Hi @shajoezhu I think this is a replication of the issue #284 . Do you want me to close that issue or this one?
Hi @yli110-stat697 , yes it is related. In fact, also relate to this issue https://github.com/insightsengineering/tern/issues/13.
The current implementation focus on positive values, it is the sign of the geometric mean, I am not too sure what to do with it.
I wonder if we can do positive geometric mean, and absolute geometric mean, and what's the impact to the real use case. @yangx61 @danielinteractive @waddella just wondering what you think as well? Thanks!
@shajoezhu Geometric mean is not defined when we have negative values right? (at least when we don't want to go into complex numbers)
To me this is a question on the semantics of the outer function where this statistic is provided. E.g. do you want to assert somewhere that all values are positive? Or do you explicitly say that this can always be calculated and then you document what you do with negative vlaues?
There is interesting discussion with some potential refinements also here: https://stackoverflow.com/questions/2602583/geometric-mean-is-there-a-built-in
@shajoezhu Geometric mean is not defined when we have negative values right? (at least when we don't want to go into complex numbers)
To me this is a question on the semantics of the outer function where this statistic is provided. E.g. do you want to assert somewhere that all values are positive? Or do you explicitly say that this can always be calculated and then you document what you do with negative vlaues?
There is interesting discussion with some potential refinements also here: https://stackoverflow.com/questions/2602583/geometric-mean-is-there-a-built-in
Thanks @danielinteractive ! I agree! Mathematically, geometric mean is not well defined. From this wiki section , I think it also allows us to work around.
I wonder in practice, do we have negative values? I guess that can be applied to change from baseline? @qiliu1013 @feljam , was wondering what's your experience on this?
I am thinking the following steps:
- check with stream, and see what the current template does. Looking for
- check for implementation, and test with non-negative values, test for number matching
- check data if negative value case exists
- If negative value cases exists, see how stream does it, we will match it for now
- If no negative values, result matches between R and stream, close issue
We don't derive change from baseline for PK data. PK is a concentration amount at given time, it can't be negative. It is either 0 or positive.

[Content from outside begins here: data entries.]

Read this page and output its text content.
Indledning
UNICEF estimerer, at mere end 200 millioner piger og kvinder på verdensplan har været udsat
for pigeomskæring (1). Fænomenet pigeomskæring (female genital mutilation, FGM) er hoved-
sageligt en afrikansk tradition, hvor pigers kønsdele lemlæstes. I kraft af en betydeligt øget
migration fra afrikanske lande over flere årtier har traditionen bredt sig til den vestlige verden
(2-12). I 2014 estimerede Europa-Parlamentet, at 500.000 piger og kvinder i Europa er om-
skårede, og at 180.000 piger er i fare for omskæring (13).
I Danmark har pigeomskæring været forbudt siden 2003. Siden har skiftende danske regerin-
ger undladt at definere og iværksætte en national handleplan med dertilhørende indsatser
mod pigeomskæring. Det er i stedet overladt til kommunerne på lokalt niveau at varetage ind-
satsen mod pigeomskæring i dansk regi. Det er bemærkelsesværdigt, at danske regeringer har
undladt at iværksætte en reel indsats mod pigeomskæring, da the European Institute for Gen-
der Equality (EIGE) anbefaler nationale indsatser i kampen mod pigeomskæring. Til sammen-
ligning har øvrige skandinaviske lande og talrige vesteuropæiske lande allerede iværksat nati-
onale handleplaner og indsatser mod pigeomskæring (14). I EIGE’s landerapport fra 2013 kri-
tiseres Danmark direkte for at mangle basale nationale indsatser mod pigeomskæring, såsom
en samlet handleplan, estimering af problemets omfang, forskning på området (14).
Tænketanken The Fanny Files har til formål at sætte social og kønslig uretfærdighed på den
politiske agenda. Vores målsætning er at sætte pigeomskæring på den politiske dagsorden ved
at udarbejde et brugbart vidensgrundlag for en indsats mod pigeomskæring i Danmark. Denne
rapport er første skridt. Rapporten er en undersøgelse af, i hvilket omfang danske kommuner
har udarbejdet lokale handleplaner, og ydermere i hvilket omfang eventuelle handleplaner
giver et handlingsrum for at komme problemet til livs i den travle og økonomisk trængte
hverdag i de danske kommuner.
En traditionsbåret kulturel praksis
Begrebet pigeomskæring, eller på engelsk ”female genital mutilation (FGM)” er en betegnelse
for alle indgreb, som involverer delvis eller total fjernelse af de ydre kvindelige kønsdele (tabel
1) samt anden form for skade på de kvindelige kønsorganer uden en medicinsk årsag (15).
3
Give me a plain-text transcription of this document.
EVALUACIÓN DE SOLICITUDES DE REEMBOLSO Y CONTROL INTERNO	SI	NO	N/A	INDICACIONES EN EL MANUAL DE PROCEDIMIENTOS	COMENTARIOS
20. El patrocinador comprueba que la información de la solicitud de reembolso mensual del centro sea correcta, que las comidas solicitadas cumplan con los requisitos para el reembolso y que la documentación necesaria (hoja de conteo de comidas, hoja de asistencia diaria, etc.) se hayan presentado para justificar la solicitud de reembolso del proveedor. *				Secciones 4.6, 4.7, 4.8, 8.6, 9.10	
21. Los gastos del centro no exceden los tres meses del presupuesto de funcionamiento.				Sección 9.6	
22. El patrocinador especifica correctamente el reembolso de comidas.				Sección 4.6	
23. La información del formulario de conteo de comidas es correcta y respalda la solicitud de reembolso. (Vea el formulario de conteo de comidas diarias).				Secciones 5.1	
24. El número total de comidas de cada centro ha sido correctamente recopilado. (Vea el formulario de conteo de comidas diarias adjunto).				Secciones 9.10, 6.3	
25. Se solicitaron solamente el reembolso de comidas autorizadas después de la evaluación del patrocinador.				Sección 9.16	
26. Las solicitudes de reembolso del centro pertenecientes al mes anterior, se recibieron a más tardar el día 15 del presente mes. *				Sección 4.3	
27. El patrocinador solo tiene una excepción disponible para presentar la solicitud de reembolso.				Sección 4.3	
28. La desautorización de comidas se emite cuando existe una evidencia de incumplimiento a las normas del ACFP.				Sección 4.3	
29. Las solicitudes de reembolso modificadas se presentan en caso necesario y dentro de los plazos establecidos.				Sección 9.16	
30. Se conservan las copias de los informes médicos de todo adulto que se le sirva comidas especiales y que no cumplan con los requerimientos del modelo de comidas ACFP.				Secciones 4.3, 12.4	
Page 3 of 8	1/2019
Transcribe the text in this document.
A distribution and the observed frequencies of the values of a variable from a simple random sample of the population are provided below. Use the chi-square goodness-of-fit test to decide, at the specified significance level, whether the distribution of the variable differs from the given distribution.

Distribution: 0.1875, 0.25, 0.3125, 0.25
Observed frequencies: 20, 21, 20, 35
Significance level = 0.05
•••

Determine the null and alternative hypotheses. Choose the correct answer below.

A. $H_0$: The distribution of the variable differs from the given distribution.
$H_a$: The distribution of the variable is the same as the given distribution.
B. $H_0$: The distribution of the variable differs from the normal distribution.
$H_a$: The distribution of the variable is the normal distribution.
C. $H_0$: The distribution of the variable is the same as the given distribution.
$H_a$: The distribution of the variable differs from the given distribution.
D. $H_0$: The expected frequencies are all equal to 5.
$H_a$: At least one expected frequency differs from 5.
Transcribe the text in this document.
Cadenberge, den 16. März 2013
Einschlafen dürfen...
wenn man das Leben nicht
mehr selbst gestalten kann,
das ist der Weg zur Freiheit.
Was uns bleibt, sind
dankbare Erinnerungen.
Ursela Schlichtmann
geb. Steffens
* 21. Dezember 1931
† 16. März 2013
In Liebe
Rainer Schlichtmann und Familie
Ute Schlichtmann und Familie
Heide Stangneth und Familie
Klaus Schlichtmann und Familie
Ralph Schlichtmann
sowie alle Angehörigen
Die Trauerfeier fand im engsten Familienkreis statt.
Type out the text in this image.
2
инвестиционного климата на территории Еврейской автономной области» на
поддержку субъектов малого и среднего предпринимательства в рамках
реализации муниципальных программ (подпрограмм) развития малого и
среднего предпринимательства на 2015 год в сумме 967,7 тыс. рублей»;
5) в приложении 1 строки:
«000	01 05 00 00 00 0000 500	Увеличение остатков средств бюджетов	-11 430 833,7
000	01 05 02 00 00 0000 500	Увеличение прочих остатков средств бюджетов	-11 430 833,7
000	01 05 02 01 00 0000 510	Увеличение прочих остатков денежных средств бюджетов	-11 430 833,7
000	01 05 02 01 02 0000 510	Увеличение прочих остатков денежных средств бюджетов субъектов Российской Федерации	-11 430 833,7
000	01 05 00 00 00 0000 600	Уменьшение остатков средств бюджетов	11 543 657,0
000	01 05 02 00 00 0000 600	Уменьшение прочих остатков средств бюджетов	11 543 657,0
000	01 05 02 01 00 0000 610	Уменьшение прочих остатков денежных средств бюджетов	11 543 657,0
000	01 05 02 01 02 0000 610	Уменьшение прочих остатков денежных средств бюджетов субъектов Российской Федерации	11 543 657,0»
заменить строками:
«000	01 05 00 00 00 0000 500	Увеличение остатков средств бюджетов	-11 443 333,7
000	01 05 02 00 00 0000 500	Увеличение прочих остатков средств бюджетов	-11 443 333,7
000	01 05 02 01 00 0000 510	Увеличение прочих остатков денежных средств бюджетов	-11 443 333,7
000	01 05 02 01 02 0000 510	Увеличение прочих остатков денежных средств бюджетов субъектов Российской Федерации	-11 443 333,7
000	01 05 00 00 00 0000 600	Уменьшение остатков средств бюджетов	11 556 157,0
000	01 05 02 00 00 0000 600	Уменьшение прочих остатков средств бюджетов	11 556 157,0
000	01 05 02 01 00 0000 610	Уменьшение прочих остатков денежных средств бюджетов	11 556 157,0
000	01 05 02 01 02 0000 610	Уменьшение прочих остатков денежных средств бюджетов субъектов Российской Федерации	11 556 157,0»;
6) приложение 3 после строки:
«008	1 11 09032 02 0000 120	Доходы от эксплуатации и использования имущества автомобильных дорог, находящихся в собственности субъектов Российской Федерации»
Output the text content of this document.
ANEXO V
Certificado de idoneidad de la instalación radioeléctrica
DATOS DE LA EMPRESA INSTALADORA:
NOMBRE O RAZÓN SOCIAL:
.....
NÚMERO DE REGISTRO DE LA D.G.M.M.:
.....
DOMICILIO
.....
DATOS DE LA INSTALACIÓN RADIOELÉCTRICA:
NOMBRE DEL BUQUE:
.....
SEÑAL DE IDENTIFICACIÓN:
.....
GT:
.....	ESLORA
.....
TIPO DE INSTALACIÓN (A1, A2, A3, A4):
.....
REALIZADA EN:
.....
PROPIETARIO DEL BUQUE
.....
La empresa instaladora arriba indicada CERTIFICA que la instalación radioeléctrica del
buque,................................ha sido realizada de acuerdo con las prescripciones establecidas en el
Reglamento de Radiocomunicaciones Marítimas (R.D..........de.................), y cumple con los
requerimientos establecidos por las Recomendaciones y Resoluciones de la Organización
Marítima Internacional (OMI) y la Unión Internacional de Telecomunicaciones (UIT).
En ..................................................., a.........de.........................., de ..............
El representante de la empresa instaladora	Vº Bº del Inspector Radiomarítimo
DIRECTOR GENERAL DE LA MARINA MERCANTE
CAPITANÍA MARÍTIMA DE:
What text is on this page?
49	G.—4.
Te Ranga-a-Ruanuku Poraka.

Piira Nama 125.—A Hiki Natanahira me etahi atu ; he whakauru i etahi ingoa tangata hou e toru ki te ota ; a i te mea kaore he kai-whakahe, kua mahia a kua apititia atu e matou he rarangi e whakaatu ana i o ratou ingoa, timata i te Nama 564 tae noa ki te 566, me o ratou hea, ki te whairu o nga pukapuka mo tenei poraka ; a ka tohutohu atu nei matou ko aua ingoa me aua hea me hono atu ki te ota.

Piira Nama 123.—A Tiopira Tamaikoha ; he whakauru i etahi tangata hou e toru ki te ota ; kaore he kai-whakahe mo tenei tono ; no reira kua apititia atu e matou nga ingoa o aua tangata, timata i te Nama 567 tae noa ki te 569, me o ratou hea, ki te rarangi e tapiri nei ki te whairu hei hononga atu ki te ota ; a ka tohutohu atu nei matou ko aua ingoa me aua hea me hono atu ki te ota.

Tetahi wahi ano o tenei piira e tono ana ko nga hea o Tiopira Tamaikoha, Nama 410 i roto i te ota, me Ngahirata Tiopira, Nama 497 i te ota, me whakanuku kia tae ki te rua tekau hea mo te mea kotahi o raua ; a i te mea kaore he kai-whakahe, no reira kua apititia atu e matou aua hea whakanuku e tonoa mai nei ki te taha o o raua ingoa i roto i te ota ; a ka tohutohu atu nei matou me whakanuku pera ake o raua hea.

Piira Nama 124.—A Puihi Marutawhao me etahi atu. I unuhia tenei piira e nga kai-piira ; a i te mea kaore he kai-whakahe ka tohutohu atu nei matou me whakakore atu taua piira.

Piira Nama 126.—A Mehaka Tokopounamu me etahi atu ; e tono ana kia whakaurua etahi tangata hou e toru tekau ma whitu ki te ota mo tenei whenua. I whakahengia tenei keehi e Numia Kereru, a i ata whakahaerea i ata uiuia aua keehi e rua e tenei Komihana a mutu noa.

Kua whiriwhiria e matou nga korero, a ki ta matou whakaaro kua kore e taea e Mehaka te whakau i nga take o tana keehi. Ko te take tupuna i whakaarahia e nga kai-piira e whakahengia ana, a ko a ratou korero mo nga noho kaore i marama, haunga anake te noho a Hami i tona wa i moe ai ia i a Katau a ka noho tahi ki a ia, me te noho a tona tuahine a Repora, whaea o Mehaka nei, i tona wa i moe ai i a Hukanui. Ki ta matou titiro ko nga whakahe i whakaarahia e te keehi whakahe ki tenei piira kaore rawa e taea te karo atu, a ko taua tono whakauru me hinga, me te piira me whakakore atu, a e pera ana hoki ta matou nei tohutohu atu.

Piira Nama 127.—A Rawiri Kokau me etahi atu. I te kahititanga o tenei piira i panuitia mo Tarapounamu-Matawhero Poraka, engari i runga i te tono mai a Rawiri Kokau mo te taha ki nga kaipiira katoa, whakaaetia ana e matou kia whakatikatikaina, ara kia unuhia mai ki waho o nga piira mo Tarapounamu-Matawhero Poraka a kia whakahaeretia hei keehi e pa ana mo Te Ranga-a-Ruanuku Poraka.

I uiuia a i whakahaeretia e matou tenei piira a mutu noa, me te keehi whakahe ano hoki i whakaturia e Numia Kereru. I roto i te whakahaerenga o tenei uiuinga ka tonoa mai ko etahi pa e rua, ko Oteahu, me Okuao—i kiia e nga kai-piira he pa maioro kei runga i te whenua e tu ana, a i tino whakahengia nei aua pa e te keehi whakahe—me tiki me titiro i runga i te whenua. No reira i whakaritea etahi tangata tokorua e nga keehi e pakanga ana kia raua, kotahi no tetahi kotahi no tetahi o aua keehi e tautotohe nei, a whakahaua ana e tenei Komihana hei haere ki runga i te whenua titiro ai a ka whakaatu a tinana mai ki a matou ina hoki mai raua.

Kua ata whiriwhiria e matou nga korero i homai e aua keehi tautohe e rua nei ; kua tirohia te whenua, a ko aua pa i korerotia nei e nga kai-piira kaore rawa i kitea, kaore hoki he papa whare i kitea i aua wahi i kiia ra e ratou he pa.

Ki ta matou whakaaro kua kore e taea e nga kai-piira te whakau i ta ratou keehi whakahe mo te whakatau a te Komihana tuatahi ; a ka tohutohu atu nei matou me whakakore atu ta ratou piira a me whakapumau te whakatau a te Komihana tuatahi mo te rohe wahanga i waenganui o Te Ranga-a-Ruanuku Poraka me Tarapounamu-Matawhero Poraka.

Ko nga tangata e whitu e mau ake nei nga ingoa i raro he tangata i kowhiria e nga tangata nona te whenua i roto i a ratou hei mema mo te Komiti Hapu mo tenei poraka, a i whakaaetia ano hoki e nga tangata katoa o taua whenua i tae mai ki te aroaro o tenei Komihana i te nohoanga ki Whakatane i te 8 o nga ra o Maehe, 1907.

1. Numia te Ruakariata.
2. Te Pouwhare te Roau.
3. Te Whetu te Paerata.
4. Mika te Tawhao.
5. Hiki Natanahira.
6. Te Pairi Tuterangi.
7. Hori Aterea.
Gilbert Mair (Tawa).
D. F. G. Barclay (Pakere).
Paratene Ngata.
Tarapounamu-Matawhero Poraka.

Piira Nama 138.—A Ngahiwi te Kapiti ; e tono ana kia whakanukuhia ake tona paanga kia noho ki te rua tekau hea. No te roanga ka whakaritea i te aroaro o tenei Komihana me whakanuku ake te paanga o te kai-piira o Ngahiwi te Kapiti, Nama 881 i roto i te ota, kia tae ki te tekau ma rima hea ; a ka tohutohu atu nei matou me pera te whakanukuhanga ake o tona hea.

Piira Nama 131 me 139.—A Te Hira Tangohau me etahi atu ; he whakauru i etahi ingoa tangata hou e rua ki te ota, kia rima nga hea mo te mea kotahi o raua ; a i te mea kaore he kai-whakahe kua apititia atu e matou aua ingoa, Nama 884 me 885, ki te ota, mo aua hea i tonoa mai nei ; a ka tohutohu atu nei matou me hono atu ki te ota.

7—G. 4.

It is a good idea to check how stream behaves when deriving GeomMean with values equal to 0. My suggestion would be to simply ignore 0 and keep only positive values before deriving GeomMean @qiliu1013, what is your experience with this when producing PK TLGs?
Hi,
PK data is an specific case, but we have a general s_summary.numeric() function that can be used with any type of numeric values (i.e negative values).
For example, the user can mistakenly use s_summary.numeric() and ask for a geom mean by using change from baseline as analysis variable (it contains negative values).
- Currently, we are ignoring/removing all
xi <= 0, and then calculating the geom mean. Maybe we could also add a warning message saying "Ignoring all values <=0 to calculate the geom mean". - Do not let the user go for a geom mean in case we have negative values and throw an explanatory error message. In this case, 0 values will be ignored as we want geom mean to be calculated with PK concentration data (it contains 0 values)
@shajoezhu @danielinteractive @feljam @qiliu1013